Richard Van Holst's review of 'Out on Top', a new collection of short stories by Steve Morris
His protagonists are often misfits, or at least maladjusted in some way, and therefore they stand in some sense outside of mainstream society looking in. In this book, good reasons are given for this, such as lack of maturity, or past trauma. But let's face it; we all like to root for the underdog. And this makes it all the more possible to get into these stories.
Steve seems to enjoy sports. I surmise this from the way in which his characters participate in them with such great intensity. Steve can convey the adrenaline of the individual team member as well as the spellbound fascination of the spectators.
I suspect that Steve also has a great affection for animals. For he writes about them, sometimes with humour and sometimes with pathos. He tries something here which I think is new for him: one tail tale is narrated partly from an animal's point of view!
I know that Steve is an educator as well as a writer. His specialty is math and sciences so I doubt whether he ever delivered a history lecture quite like the lesson described in one particular story. But I still had fun imagining him in the role of the teacher.
As for his personal life, I don't know any more about that than a friend should, but I think Steve must be a bit of a hopeless romantic. Why do I say this?
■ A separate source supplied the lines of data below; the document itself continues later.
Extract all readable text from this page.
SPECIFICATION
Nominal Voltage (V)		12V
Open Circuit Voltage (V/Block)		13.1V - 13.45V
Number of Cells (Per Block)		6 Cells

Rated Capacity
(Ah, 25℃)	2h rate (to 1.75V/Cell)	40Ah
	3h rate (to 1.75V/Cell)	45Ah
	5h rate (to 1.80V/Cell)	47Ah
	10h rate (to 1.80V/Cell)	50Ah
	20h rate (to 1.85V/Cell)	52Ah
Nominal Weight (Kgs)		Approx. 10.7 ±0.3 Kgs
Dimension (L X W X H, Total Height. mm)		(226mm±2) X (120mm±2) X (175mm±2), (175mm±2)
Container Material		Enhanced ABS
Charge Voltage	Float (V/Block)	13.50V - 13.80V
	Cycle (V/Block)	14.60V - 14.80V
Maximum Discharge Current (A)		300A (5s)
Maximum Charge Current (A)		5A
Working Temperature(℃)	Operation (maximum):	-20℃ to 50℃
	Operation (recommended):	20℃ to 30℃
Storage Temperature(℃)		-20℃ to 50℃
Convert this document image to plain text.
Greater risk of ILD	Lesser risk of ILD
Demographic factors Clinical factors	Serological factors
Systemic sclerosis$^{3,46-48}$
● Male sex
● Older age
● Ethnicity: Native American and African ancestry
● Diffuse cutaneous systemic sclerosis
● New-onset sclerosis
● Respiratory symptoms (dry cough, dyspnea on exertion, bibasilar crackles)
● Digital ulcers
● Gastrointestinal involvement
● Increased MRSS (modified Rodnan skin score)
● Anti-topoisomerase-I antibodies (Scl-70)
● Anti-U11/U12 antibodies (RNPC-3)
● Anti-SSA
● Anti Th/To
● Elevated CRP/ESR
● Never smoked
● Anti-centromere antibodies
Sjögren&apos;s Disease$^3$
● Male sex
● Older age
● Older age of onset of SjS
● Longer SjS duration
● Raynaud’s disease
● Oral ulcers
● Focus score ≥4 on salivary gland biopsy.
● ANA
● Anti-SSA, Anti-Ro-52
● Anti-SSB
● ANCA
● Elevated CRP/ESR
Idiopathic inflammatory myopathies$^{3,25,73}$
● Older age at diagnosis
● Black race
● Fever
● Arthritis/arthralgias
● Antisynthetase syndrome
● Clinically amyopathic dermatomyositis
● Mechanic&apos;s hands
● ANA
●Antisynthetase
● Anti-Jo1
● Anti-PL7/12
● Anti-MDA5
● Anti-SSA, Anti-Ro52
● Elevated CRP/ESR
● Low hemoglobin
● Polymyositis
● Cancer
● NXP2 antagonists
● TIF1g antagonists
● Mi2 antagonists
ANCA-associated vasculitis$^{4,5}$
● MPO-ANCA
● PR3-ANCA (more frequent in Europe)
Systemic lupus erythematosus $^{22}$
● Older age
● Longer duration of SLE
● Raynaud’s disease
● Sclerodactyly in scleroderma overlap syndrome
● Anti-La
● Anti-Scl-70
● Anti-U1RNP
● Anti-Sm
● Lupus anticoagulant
Well, in this collection there are a number of cases in which couples find each other and true love, despite histories and circumstances which have rendered success less than likely. And one is both amused and delighted by the way in which they beat the odds.
While the tales in his previous collections were quite short, Steve has in the meantime tried his hand at another genre and produced a novel. So I think perhaps this is why these stories vary more in length and structure. But he still has the knack of packing a lot of detail in a few pages and providing some surprise endings.